Abstract

Smart policing emphasizes the combination of existing interdisciplinary datasets, improvement in analysis procedures, and design of more efficient policing strategies. One promising example, the Data-Driven Approach to Crime and Traffic Safety (DDACTS), integrates traffic crash and crime data into the design of more efficient patrol routes, ensuring higher visibility traffic enforcement. This new method allows the police to more effectively allocate their limited resources. Although the DDACTS model has significantly reduced crime and crash rates in the United States, it is necessary to thoroughly study its effects before applying it in other parts of the world; the factors that influence crime, crashes, and police patrol systems in the United States may differ significantly from those in, for instance, Asia. In the present research, Taiwan was chosen as an initial area of study because of the nation’s open data policy and good quality of the data available. This study focused on two key differences between the United States and Taiwan: (1) the cluster distributions of crash and crime events, and (2) possible effectiveness of DDACTS in these two regions. ArcGIS was used to calculate point cluster patterns and identify hotspots. Although the point patterns for crimes and crashes varied greatly between Texas and Taiwan, all pairs of crash and crime hotspots were in close proximity to one another.
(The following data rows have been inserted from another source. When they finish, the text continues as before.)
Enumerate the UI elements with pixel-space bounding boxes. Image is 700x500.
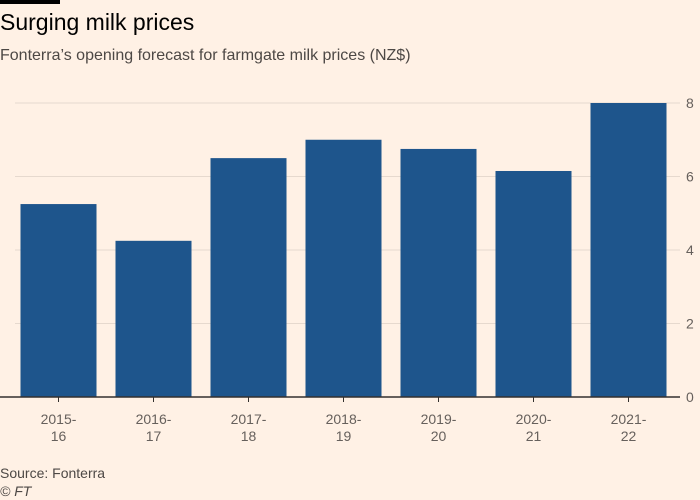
x-tick-label: 20 — [431, 428, 447, 444]
x-tick-label: 21 — [526, 428, 542, 444]
x-tick-label: 2020- — [516, 411, 552, 427]
x-tick-label: 2019- — [421, 411, 457, 427]
chart-title: Surging milk prices — [0, 9, 195, 35]
x-tick-label: 2015- — [41, 411, 77, 427]
x-tick-label: 19 — [336, 428, 352, 444]
y-tick-label: 4 — [686, 242, 694, 258]
copyright-note: © FT — [0, 483, 32, 499]
x-tick-label: 16 — [51, 428, 67, 444]
x-tick-label: 22 — [621, 428, 637, 444]
bar — [400, 148, 477, 397]
bar — [495, 170, 572, 397]
x-tick-label: 2021- — [611, 411, 647, 427]
brand-bar — [0, 0, 60, 4]
x-tick-label: 18 — [241, 428, 257, 444]
y-tick-label: 8 — [686, 95, 694, 111]
bar — [210, 158, 287, 397]
bar — [20, 204, 97, 397]
bar — [590, 103, 667, 397]
chart-subtitle: Fonterra’s opening forecast for farmgate… — [0, 47, 411, 64]
source-note: Source: Fonterra — [0, 465, 106, 481]
y-tick-label: 0 — [686, 389, 694, 405]
bar — [115, 240, 192, 397]
x-tick-label: 2016- — [136, 411, 172, 427]
x-tick-label: 2017- — [231, 411, 267, 427]
bar-chart: 024682015-162016-172017-182018-192019-20… — [0, 95, 694, 444]
y-tick-label: 6 — [686, 169, 694, 185]
y-tick-label: 2 — [686, 316, 694, 332]
x-tick-label: 17 — [146, 428, 162, 444]
bar — [305, 139, 382, 397]
x-tick-label: 2018- — [326, 411, 362, 427]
Thus, DDACTS may be effective for improving patrol efficiency in Taiwan, despite the nation’s significant socioeconomic differences with the United States Consequently, the results show that DDACTS may be efficient in various regions with different socioeconomic structures than the United States, such as countries in Asia. In the future, researchers from other nations may be able to use these results to revise and adjust their own DDACTS patrol plans.